Gun usage big part of new session
DENVER - Legislators have introduced the first set of bills responding to mass shootings in Colorado and Connecticut, but they are not what gun-control advocates want.
Out of five gun-related bills, four are from Republicans who seek to expand the right to carry or use guns.
Gun-control advocates - mostly Democrats - have yet to introduce their major proposals.
Gov. John Hickenlooper asked legislators to consider universal background checks during his State of the State address, even for private sales, and President Barack Obama made a similar proposal just days ago.
But the first set of proposals points to a culture clash in the Legislature between people who want more gun restrictions and those who think more guns lead to more safety.
A pair of Senate bills seek to allow more guns in schools and private businesses. Senate Bill 9 would allow people with concealed-weapons permits to bring handguns into a school, subject to approval by the local school board.
And SB 62 exposes businesses to liability if they forbid guns and don't provide at least one armed guard per 50 people.
Sen. Kent Lambert, sponsor of SB 62, said his bill is a response to the massacre at the Aurora movie theater, where a no-guns policy was in place.
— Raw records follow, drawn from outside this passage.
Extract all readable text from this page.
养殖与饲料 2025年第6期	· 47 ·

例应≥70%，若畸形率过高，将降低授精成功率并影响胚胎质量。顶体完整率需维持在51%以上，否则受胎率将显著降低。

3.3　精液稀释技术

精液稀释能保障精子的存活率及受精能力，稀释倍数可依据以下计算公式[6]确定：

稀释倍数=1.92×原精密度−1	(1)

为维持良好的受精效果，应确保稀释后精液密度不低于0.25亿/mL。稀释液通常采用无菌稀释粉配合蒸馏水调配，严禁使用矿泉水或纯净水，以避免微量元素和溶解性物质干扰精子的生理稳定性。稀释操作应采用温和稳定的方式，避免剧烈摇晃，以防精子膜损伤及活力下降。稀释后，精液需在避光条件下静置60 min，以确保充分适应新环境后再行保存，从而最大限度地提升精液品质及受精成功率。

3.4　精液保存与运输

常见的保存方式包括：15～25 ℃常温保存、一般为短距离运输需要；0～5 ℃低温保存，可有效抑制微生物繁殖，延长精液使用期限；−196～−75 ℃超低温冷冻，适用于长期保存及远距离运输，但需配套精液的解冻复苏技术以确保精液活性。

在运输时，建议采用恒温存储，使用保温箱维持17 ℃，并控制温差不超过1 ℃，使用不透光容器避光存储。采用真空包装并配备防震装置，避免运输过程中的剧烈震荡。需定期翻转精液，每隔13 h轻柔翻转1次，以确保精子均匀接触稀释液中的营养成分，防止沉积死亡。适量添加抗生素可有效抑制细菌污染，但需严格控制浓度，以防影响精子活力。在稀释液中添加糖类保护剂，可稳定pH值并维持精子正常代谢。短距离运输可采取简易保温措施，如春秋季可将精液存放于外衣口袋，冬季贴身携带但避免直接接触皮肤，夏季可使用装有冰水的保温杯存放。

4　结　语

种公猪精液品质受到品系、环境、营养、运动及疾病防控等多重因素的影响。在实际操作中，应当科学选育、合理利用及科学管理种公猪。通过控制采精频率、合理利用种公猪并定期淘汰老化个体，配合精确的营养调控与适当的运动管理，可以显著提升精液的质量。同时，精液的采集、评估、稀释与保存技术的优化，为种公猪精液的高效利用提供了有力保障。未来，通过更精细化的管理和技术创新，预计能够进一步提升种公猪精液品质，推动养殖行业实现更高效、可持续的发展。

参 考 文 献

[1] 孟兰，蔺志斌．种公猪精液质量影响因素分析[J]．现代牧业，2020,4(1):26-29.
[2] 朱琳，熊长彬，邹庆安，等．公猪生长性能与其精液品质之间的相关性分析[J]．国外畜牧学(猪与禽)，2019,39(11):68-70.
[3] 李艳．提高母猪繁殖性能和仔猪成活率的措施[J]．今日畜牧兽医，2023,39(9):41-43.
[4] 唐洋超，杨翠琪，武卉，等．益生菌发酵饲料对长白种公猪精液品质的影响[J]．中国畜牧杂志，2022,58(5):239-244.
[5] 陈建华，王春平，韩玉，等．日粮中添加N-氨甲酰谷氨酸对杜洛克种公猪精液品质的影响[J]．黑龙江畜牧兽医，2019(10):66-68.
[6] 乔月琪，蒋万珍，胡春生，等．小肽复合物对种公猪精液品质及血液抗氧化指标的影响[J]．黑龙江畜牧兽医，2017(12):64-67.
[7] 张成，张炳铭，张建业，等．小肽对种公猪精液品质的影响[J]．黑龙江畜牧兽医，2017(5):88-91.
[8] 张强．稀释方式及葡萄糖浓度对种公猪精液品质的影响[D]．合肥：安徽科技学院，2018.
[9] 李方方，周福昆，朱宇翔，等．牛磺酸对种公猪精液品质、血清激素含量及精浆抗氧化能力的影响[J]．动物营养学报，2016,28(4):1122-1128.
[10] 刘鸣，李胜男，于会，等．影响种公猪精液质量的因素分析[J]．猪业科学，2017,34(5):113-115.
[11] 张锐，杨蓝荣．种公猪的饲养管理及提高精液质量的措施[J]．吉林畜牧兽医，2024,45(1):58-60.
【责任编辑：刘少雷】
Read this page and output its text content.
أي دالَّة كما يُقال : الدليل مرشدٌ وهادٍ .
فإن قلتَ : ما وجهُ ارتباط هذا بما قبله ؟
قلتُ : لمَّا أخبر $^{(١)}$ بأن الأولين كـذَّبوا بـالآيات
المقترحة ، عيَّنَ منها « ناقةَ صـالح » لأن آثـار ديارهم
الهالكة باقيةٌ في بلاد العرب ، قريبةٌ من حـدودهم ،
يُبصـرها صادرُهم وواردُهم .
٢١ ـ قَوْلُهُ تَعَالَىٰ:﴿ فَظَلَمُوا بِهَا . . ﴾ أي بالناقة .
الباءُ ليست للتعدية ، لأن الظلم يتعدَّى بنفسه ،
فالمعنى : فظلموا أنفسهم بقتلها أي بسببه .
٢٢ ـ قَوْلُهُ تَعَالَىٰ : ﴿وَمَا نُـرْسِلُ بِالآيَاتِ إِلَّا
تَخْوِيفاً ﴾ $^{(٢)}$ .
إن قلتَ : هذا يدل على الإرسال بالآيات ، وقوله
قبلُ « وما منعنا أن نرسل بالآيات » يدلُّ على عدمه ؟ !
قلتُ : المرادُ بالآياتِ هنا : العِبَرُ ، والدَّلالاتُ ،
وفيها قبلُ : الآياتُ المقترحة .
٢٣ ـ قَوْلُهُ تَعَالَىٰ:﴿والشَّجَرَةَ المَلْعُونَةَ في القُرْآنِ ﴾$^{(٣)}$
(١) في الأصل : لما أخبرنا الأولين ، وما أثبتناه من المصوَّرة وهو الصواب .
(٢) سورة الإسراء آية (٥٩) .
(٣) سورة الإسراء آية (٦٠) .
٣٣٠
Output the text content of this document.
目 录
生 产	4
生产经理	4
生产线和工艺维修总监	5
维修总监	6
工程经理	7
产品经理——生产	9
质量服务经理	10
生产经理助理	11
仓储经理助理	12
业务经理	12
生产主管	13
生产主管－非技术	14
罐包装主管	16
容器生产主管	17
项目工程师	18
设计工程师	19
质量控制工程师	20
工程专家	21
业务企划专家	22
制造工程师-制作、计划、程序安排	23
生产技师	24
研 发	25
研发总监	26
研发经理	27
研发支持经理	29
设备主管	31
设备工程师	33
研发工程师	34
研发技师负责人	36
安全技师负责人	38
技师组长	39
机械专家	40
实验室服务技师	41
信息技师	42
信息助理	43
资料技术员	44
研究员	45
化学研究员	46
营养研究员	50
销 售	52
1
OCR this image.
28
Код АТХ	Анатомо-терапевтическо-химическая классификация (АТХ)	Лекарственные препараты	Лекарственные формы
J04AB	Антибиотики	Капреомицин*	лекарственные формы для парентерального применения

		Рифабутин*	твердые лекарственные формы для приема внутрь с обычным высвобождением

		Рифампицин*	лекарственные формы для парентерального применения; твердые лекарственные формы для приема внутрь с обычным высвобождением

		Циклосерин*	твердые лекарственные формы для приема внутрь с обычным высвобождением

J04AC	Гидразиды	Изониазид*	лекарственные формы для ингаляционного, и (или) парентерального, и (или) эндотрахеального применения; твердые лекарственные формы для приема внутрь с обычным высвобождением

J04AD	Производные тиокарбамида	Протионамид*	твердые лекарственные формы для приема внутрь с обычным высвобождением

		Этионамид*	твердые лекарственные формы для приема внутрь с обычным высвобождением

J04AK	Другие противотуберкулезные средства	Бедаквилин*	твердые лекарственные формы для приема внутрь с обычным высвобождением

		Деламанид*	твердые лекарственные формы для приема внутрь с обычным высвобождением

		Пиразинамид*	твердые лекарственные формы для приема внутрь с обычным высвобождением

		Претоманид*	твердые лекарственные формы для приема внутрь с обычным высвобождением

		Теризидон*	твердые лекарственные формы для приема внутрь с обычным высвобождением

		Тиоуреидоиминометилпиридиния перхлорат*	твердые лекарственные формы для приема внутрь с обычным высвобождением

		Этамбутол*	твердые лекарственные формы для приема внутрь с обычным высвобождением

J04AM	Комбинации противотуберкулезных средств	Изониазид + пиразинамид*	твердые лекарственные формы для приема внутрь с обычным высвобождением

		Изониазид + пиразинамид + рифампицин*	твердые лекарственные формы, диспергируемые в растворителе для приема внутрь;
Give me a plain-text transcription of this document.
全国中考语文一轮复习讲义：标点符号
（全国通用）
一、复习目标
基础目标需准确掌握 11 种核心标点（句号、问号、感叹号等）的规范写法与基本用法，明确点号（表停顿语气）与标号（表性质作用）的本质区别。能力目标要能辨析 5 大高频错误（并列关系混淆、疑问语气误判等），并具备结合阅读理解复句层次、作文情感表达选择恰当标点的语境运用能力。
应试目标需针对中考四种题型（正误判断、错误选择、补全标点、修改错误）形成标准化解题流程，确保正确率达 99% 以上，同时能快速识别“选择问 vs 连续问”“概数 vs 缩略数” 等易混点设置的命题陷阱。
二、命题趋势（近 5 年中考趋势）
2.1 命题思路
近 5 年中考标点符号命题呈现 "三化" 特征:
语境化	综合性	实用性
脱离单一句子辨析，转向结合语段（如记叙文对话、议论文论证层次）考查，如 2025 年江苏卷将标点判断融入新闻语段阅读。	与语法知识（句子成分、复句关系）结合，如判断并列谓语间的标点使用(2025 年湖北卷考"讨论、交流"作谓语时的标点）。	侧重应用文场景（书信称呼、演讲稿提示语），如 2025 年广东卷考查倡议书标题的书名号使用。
"James Holmes stalked this place," said Lambert, R-Colorado Springs. "Any terrorist is going to find the softest target he can."
Several victims and bereaved family members are suing the theater for inadequate security. Lambert said his bill would put other business owners at ease by holding them liable for shootings only if they banned guns and had lax security.
But the senator whose district includes the theater doesn't think much of Lambert's bill.
"I think the idea is absurd, to be honest," said Sen. Morgan Carroll, D-Aurora. "The fact that you would force a business to be armed frankly violates private-property rights."
It could also increase costs by forcing businesses to hire guards, she said. And not everyone wants to be surrounded by guns while shopping, Carroll said.
In the House, an old bill that has failed several times before is back. House Bill 1048, the so-called "Make My Day Better" bill, would allow business owners or employees to use deadly force against intruders. Colorado already has a Make My Day law that allows people to kill intruders in their homes.
Gun-control advocates are still researching their proposals and probably will introduce bills in a few weeks, Carroll said.
"We're so heavily in research. We're trying to be really intelligent about what we're doing," she said.
The lone Democratic bill so far comes from freshman Rep. Mike Foote of Lafayette. Foote, a former prosecutor in Durango, wants to expand the definition of "deadly weapon" to include unloaded guns.